La entrevista y documentos públicos obtenidos retiraron el velo de misterio con el cual se cubrió Suleman luego de los nacimientos del 26 de enero.
La mujer de 33 años, soltera y sin empleo, recibió fuertes críticas por someterse a un tratamiento de fertilidad y arriesgarse a un parto múltiple a pesar de ya tener seis hijos.
Con la fertilización in vitro los médicos suelen implantar más de un embrión para mejorar las posibilidades de éxito.
Sin embargo, la industria de la fertilidad en Estados Unidos aplica ciertas pautas y generalmente no permite que más de dos embriones sean implantados en mujeres menores de 35 años.
Los expertos dicen que hay pequeñas posibilidades de que los embriones se dividan, lo que al parecer propició que fueran octillizos.
Suleman dijo que se le implantaron seis embriones para cada uno de los procedimientos previos de los cuales resultaron sus primeros seis hijos.
“Todo lo que quería era tener hijos. Quería ser mamá. Es lo que siempre he querido. Yo amo a mis hijos”, dijo.

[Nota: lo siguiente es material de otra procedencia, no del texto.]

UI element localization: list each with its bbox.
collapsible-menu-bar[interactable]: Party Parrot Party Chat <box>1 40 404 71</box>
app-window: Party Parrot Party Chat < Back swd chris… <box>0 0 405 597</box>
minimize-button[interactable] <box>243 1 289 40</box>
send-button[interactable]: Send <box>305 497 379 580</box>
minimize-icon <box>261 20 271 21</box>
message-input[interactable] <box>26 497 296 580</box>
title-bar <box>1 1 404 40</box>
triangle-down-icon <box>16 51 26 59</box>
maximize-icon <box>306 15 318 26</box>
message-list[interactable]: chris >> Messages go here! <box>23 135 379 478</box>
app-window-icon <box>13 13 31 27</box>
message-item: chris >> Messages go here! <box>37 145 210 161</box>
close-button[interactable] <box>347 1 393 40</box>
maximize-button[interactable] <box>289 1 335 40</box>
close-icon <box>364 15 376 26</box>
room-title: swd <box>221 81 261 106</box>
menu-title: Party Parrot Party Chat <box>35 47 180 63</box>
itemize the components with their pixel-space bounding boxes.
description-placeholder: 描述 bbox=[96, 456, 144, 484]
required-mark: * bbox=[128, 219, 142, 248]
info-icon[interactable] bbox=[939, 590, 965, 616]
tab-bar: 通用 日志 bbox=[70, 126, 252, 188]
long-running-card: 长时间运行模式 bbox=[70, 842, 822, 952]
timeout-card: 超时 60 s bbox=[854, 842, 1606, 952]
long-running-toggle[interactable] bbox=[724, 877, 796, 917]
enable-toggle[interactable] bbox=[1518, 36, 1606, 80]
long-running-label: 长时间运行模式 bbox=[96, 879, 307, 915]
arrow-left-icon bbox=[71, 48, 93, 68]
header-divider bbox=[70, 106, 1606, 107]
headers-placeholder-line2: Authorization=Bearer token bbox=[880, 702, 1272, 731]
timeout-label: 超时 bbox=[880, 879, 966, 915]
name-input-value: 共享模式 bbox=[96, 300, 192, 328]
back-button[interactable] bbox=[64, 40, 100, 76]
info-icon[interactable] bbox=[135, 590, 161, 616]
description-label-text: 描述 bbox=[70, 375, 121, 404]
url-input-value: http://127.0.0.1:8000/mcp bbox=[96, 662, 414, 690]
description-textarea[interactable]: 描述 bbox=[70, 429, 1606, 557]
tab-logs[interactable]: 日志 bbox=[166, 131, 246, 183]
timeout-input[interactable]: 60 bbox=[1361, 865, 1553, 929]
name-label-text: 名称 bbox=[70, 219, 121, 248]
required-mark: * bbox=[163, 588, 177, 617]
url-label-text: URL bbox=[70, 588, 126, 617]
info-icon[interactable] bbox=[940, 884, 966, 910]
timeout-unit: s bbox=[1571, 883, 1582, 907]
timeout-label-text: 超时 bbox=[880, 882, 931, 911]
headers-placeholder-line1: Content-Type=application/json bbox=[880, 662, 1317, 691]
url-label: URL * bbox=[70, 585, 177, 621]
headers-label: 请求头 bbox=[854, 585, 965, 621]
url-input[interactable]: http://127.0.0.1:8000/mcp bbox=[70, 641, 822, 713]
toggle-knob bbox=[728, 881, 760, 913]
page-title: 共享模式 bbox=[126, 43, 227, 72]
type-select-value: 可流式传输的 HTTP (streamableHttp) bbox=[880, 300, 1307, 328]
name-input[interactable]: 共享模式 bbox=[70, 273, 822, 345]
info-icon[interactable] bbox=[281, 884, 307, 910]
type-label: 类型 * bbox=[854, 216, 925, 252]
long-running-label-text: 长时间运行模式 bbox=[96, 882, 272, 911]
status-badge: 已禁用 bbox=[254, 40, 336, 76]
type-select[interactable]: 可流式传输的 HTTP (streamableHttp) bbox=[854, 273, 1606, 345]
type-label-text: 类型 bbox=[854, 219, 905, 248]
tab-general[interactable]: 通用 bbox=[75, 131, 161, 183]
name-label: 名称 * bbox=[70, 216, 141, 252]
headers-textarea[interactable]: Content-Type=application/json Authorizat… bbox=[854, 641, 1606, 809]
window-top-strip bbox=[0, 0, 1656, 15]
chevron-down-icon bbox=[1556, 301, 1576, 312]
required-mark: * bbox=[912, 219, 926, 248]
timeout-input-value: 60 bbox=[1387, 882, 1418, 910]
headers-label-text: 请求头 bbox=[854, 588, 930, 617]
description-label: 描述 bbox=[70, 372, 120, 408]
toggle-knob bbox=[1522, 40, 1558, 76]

En la entrevista, Suleman dijo que luchó durante siete años antes de finalmente dar a luz a su primer hijo.
De acuerdo con documentos del estado, Suleman le dijo a un médico que tuvo tres abortos espontáneos.
Otro médico puso en duda esa cifra, señalando que ella tuvo dos embarazos ectópicos, una peligrosa condición en la que un huevo fertilizado se implanta en un lugar diferente al útero.
De acuerdo con documentos judiciales, Suleman se lesionó el 18 de septiembre de 1999, cuando estalló una especie de motín entre los pacientes del Hospital Estatal Metropolitano, donde trabajaba como técnica psiquiátrica.
Mientras trataba de contener a un paciente junto con otros empleados, alguien lanzó un escritorio que le dio en la espalda, dañando su espina dorsal y dejándola con dolores de cabeza y de espalda crónicos durante años.